I’m actually quite pleased with this little simulation. It wasn’t terribly hard to build — then again, nothing in NetLogo is — and it produces interesting results. Here are my current goals for it:
- Change some of the parameters so that they better reflect the physical disparities between the atria and the ventricles.
- Improve my model of the AV node so that it discharges more realistically. Currently, it simply causes the electrical particles to pause for a moment, after which they are released. This means that, unlike the real AV node, my simulated one has a “memory,” and rather than discharging all at once like the real version, it simply discharges in the same order as the pulses that strike it.
- Incorporate some kind of system to simulate damage to the heart.
- Refine the electrical model so that the simulation is capable of producing ventricular tachycardia — a dangerous but more organized cousin of ventricular fibrillation in which a single self-sustaining oscillating spiral causes the ventricles to contract too fast to pump effectively.

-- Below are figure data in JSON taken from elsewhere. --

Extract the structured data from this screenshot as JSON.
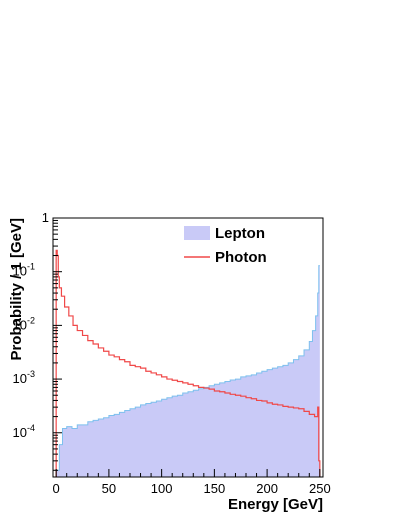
{
  "chart_data": {
    "type": "histogram",
    "title": "",
    "xlabel": "Energy [GeV]",
    "ylabel": "Probability / 1 [GeV]",
    "xlim": [
      -3,
      253
    ],
    "ylim": [
      1.5e-05,
      1
    ],
    "yscale": "log",
    "grid": false,
    "legend_position": "top-right",
    "x_ticks": [
      0,
      50,
      100,
      150,
      200,
      250
    ],
    "y_ticks": [
      {
        "value": 1,
        "base": "1",
        "exp": ""
      },
      {
        "value": 0.1,
        "base": "10",
        "exp": "-1"
      },
      {
        "value": 0.01,
        "base": "10",
        "exp": "-2"
      },
      {
        "value": 0.001,
        "base": "10",
        "exp": "-3"
      },
      {
        "value": 0.0001,
        "base": "10",
        "exp": "-4"
      }
    ],
    "series": [
      {
        "name": "Lepton",
        "style": "filled",
        "fill_color": "#c9caf7",
        "line_color": "#7ec0ee",
        "bins": [
          [
            0,
            2e-05
          ],
          [
            3,
            6e-05
          ],
          [
            6,
            0.00012
          ],
          [
            10,
            0.00013
          ],
          [
            15,
            0.00012
          ],
          [
            20,
            0.00014
          ],
          [
            25,
            0.00014
          ],
          [
            30,
            0.00016
          ],
          [
            35,
            0.00017
          ],
          [
            40,
            0.00018
          ],
          [
            45,
            0.00019
          ],
          [
            50,
            0.00021
          ],
          [
            55,
            0.00022
          ],
          [
            60,
            0.00024
          ],
          [
            65,
            0.00026
          ],
          [
            70,
            0.00028
          ],
          [
            75,
            0.0003
          ],
          [
            80,
            0.00033
          ],
          [
            85,
            0.00035
          ],
          [
            90,
            0.00037
          ],
          [
            95,
            0.00039
          ],
          [
            100,
            0.00042
          ],
          [
            105,
            0.00045
          ],
          [
            110,
            0.00048
          ],
          [
            115,
            0.0005
          ],
          [
            120,
            0.00055
          ],
          [
            125,
            0.00058
          ],
          [
            130,
            0.00062
          ],
          [
            135,
            0.00066
          ],
          [
            140,
            0.0007
          ],
          [
            145,
            0.00075
          ],
          [
            150,
            0.0008
          ],
          [
            155,
            0.00085
          ],
          [
            160,
            0.0009
          ],
          [
            165,
            0.00096
          ],
          [
            170,
            0.001
          ],
          [
            175,
            0.0011
          ],
          [
            180,
            0.00115
          ],
          [
            185,
            0.0012
          ],
          [
            190,
            0.0013
          ],
          [
            195,
            0.0014
          ],
          [
            200,
            0.0015
          ],
          [
            205,
            0.0016
          ],
          [
            210,
            0.0017
          ],
          [
            215,
            0.0018
          ],
          [
            220,
            0.002
          ],
          [
            225,
            0.0023
          ],
          [
            230,
            0.0027
          ],
          [
            235,
            0.0035
          ],
          [
            240,
            0.005
          ],
          [
            243,
            0.008
          ],
          [
            246,
            0.015
          ],
          [
            248,
            0.04
          ],
          [
            249,
            0.13
          ]
        ]
      },
      {
        "name": "Photon",
        "style": "line",
        "line_color": "#f04848",
        "bins": [
          [
            0,
            0.25
          ],
          [
            1,
            0.2
          ],
          [
            2,
            0.08
          ],
          [
            3,
            0.05
          ],
          [
            5,
            0.035
          ],
          [
            8,
            0.022
          ],
          [
            12,
            0.015
          ],
          [
            16,
            0.01
          ],
          [
            20,
            0.008
          ],
          [
            25,
            0.0065
          ],
          [
            30,
            0.0052
          ],
          [
            35,
            0.0045
          ],
          [
            40,
            0.0038
          ],
          [
            45,
            0.0033
          ],
          [
            50,
            0.0028
          ],
          [
            55,
            0.0026
          ],
          [
            60,
            0.0023
          ],
          [
            65,
            0.0021
          ],
          [
            70,
            0.0018
          ],
          [
            75,
            0.0017
          ],
          [
            80,
            0.0016
          ],
          [
            85,
            0.0014
          ],
          [
            90,
            0.0013
          ],
          [
            95,
            0.0012
          ],
          [
            100,
            0.0011
          ],
          [
            105,
            0.001
          ],
          [
            110,
            0.00095
          ],
          [
            115,
            0.0009
          ],
          [
            120,
            0.00085
          ],
          [
            125,
            0.0008
          ],
          [
            130,
            0.00075
          ],
          [
            135,
            0.0007
          ],
          [
            140,
            0.00068
          ],
          [
            145,
            0.00065
          ],
          [
            150,
            0.0006
          ],
          [
            155,
            0.00058
          ],
          [
            160,
            0.00055
          ],
          [
            165,
            0.00052
          ],
          [
            170,
            0.0005
          ],
          [
            175,
            0.00048
          ],
          [
            180,
            0.00045
          ],
          [
            185,
            0.00043
          ],
          [
            190,
            0.0004
          ],
          [
            195,
            0.00039
          ],
          [
            200,
            0.00036
          ],
          [
            205,
            0.00034
          ],
          [
            210,
            0.00033
          ],
          [
            215,
            0.00031
          ],
          [
            220,
            0.0003
          ],
          [
            225,
            0.00029
          ],
          [
            230,
            0.00028
          ],
          [
            235,
            0.00025
          ],
          [
            240,
            0.00022
          ],
          [
            245,
            0.0002
          ],
          [
            248,
            0.0003
          ],
          [
            249,
            3e-05
          ]
        ]
      }
    ]
  }
}
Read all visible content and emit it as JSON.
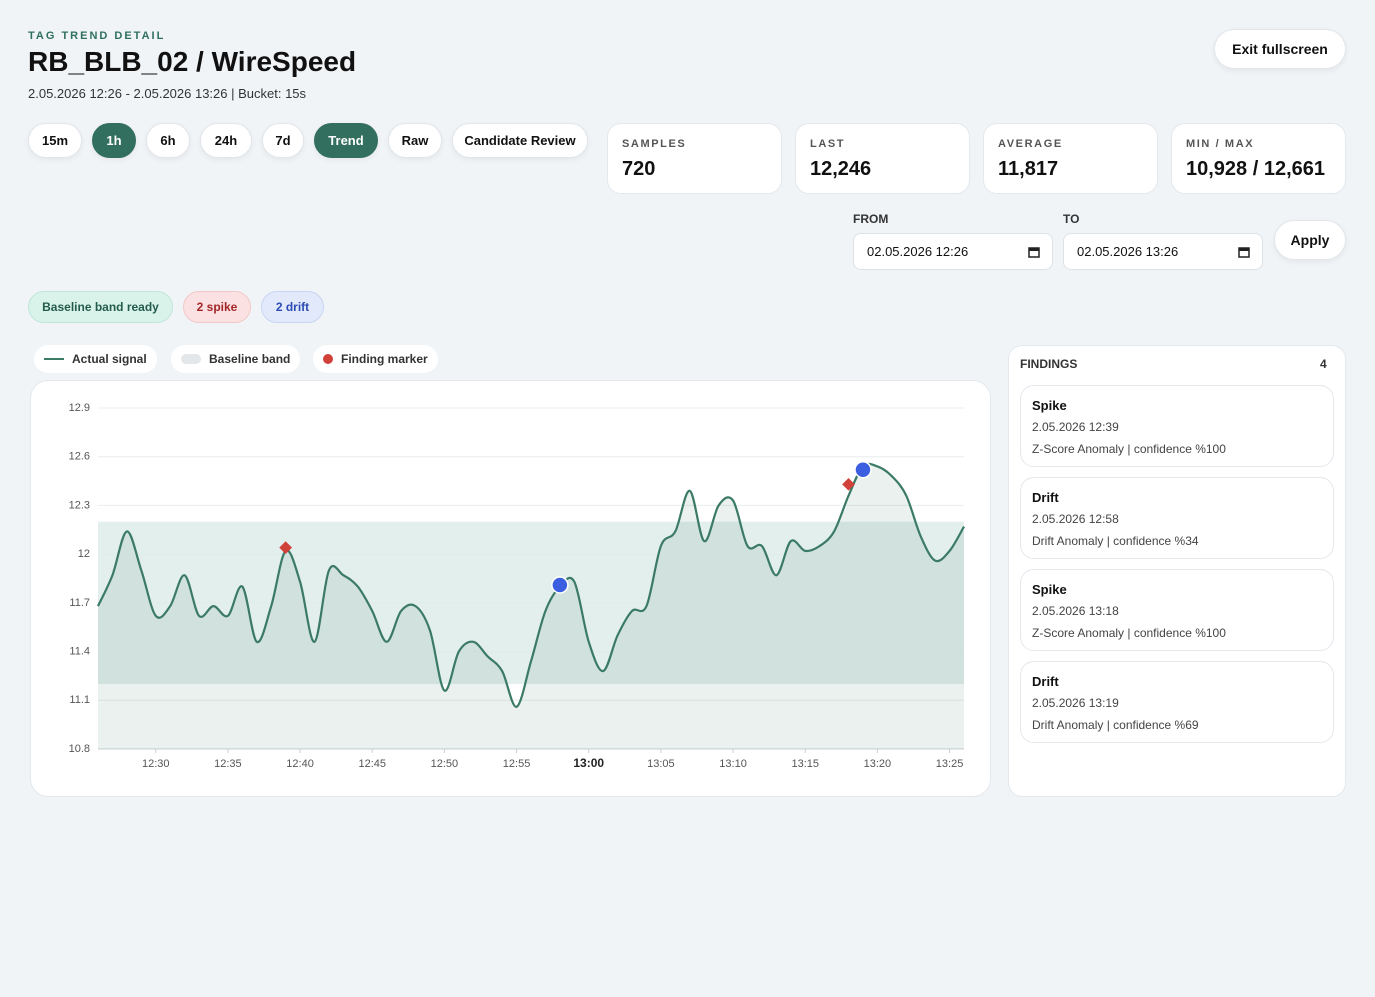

At the moment, the simulated ventricular tachycardia tends to degenerate into ventricular fibrillation almost immediately, making it difficult to study.
- Make the translation between the simulated heart and the simulated EKG more realistic, so that it produce something more like a real EKG.
- Make the model more analog. I’m hoping that this will solve a lot of my problems, but it’s probably going to be one of the hardest features to implement, with the possible exception of the better AV node simulation.
I’ll post updates as they come, and I soon hope to have a Java version of the simulator uploaded so that other people can play with it.